A Milano, nel 2020 a Vegas, domenica alle urne per Lib Dems
Da ‘Englishman In New York‘ a ‘Roxanne‘, ci sono tutti i suoi brani più celebri in ‘My songs‘, l’album in cui Sting rilegge canzoni che “sono il paesaggio della mia vita, ma anche – dice lui, di passaggio a Milano dove si è esibito in piazza Duomo per Radio Italia – di quella di tanti altri”. “Oggi un italiano mi ha detto che lui e la moglie si sono innamorati ascoltando ‘Every breathe you take’, ma c’è anche chi ricorda un mio brano perché ha accompagnato il funerale di uno zio, mi piace – spiega – l’idea di creare una cornice per i ricordi, credo che abbia un valore al di là delle classifiche”.

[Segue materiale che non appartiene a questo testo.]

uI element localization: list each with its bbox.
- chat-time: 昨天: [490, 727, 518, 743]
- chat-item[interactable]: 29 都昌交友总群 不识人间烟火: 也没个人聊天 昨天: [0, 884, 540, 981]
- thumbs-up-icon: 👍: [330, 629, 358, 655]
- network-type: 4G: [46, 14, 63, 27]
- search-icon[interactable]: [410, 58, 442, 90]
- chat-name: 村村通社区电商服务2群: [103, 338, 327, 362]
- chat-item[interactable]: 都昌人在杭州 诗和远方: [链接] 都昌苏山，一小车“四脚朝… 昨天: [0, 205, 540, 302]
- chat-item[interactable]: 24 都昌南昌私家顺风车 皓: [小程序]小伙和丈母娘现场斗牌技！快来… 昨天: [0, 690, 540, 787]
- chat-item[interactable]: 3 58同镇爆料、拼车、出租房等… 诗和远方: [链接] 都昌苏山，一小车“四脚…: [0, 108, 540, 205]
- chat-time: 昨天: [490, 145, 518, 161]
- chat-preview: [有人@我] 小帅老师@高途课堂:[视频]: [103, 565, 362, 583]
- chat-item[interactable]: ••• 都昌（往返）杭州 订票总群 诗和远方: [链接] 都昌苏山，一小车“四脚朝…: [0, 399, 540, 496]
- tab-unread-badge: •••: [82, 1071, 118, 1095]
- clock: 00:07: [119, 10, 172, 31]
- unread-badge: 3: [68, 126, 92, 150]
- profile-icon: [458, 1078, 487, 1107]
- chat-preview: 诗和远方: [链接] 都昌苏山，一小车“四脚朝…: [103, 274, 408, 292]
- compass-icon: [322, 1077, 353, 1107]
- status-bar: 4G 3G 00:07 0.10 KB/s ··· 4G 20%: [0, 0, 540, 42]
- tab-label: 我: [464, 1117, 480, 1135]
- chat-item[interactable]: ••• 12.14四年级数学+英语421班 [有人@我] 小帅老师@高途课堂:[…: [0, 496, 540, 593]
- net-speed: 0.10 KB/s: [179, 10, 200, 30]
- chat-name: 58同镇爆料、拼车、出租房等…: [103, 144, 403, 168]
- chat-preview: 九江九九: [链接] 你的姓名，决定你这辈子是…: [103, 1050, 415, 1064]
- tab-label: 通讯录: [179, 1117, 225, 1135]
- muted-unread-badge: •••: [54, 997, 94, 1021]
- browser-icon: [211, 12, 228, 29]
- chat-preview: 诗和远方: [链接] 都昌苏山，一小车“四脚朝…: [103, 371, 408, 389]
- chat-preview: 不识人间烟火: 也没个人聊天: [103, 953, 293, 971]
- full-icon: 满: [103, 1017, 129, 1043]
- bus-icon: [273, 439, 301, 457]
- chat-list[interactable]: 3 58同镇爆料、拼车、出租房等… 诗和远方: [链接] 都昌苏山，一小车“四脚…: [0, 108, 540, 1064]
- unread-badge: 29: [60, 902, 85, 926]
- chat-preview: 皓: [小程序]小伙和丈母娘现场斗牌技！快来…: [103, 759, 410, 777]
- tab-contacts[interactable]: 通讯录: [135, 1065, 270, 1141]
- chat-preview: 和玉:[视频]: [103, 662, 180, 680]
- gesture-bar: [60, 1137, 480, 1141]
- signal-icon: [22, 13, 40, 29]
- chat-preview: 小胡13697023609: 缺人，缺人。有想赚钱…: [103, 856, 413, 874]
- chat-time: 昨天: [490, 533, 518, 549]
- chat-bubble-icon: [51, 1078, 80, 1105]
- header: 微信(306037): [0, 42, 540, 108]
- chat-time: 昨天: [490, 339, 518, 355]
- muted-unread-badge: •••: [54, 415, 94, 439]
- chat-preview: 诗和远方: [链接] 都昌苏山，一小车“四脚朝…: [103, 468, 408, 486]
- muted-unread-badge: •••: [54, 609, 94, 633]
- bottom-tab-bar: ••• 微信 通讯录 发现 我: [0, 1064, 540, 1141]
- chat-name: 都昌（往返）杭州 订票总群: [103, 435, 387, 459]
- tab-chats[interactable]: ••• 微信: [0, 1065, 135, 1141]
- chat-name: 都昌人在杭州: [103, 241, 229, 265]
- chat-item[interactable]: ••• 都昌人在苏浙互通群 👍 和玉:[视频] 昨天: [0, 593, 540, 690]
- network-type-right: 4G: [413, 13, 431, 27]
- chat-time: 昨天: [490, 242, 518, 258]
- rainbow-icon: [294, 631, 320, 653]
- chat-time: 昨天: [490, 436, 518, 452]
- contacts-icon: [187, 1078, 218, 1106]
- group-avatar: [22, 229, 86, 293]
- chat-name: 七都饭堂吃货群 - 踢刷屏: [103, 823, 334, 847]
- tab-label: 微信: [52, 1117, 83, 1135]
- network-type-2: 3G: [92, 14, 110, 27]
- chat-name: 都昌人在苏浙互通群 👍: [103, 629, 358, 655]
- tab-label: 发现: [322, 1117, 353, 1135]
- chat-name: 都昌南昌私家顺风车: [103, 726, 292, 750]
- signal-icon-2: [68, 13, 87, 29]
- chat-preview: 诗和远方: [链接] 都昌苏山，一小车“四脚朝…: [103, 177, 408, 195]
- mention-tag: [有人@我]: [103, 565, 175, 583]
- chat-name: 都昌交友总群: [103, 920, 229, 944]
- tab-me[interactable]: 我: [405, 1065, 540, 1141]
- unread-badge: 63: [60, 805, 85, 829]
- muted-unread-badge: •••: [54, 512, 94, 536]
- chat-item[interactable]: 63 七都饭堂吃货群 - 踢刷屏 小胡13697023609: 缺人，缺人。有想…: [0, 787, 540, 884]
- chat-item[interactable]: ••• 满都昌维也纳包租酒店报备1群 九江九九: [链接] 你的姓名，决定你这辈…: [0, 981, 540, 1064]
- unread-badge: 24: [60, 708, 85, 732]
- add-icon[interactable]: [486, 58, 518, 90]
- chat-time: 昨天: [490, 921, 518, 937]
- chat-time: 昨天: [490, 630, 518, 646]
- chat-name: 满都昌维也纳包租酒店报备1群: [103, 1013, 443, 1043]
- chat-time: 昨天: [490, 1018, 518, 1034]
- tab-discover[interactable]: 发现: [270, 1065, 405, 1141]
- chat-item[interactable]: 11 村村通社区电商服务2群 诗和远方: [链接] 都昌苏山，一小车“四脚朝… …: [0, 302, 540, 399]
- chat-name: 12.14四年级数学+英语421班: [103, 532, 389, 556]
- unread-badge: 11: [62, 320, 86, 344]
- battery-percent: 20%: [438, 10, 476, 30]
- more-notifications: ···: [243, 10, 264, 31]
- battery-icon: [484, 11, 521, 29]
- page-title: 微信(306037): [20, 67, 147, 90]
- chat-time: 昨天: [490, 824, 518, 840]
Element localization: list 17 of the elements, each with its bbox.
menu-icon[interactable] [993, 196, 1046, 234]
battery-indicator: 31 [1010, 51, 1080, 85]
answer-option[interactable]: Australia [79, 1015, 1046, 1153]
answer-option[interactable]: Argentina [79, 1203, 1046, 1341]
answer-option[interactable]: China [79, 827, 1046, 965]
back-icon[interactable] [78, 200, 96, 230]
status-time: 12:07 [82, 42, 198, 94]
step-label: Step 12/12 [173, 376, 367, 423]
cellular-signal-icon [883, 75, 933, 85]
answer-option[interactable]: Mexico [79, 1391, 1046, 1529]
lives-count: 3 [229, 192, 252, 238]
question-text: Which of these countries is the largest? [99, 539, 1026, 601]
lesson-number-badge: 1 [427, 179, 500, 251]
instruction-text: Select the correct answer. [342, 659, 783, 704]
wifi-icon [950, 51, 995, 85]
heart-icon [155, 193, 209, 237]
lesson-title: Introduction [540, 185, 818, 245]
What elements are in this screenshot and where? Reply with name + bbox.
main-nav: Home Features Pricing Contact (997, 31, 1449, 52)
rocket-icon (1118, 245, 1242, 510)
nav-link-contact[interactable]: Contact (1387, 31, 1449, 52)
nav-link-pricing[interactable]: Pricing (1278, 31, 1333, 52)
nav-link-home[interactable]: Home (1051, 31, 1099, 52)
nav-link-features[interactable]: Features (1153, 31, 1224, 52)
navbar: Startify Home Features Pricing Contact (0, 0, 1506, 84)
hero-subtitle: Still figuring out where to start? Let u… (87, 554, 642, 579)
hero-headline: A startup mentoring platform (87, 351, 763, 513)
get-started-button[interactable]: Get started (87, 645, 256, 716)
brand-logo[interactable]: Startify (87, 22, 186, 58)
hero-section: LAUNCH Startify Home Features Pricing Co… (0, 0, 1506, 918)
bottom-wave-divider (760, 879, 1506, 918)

Così, in un mondo musicale dominato dallo streaming, dove le canzoni – dice – si consumano come un caffè, lui ha voluto costruire una cornice intorno ai suoi brani più famosi, andando a raccontare, nelle note dell’album, dove e come sono nati. ‘If you love somebody set them free‘ per esempio è stata scritta nel 1985 in una casa ad Hampstead, Londra, dove succedevano cose talmente strane che “temevo – ricorda divertito – fosse abitata dai fantasmi”. Anche il progetto dell’album ha una sua storia: “mi avevano chiesto di suonare ‘Brand new day’ a capodanno a Times Square e ho pensato di rivederla per darle un sound più contemporaneo, il giorno dopo era nella top ten di Itunes e mi è venuta voglia di divertirmi a rivedere le mie canzoni più note in questa chiave”. Un gioco cui Sting invita anche i suoi ascoltatori a partecipare, confrontando le versioni originali e quelle di oggi dei vari brani per trovare le differenze.
Affinità e somiglianze saltano all’occhio più con i brani dell’epoca Police che con quelli da solista: “è vero, mi sono preso più libertà con i miei pezzi, ma – spiega – non c’è un motivo preciso, credo che a parte le modalità di registrazione ciò che è cambiato di più nel tempo sia la mia voce, che oggi ha più sfumature e riesce meglio a raccontare storie”. Negli anni, è mutato anche l’approccio: “da giovane hai più energia, lavori più di istinto, forse era più facile”. Eppure da ‘The last ship‘ alla collaborazione con Shaggy, Sting non si è mai fermato: appena finito il tour con il collega giamaicano, è già pronto a partire per i concerti legati a ‘My songs’, che lo porteranno il 29 luglio al Lucca Summer Festival e il 30 a Padova. L’anno prossimo, invece, sarà a Las Vegas per una ‘residency’ al Ceasar’s palace: “ho passato anni in tour di città in città e non avevo mai accettato ma ora sono pronto: questa volta sarò io fermo e verrà gente da tutto il mondo a vedermi”.
C’è una prima volta per tutto, anche alle urne: “ho votato per la prima volta i liberal-democratici, ho sempre votato laburista, perché sono di estrazione ‘working class’, ma il mio partito è sparito, comunque non sono scoraggiato perché sono andati a votare in tanti e questo è un buon segnale. Io sono per il ‘Remain‘ perchè è vero che l’Europa va riformata, ma per farlo bisogna rimanere al tavolo, lasciarlo è da pazzi. E poi la vera sfida è il cambiamento climatico e nessuno può pensare di affrontarlo da solo. A chi è contro l’Europa mi viene da dire una cosa: non dimentichiamo che sono 70 anni che abbiamo la pace e che io non ho dovuto sparare a un tedesco, ma mio padre e mio nonno purtroppo sì”. Che il suo cuore sia con la working class lo sanno gli operai della Bekaert di Figline Valdarno, in provincia di Firenze, che ha sostenuto andando a suonare al loro presidio, ma anche quelli della Gm di Toronto, cui ha portato in fabbrica l’opera ‘The last ship‘, creando talmente risonanza che l’azienda ha deciso di non chiudere più lo stabilimento.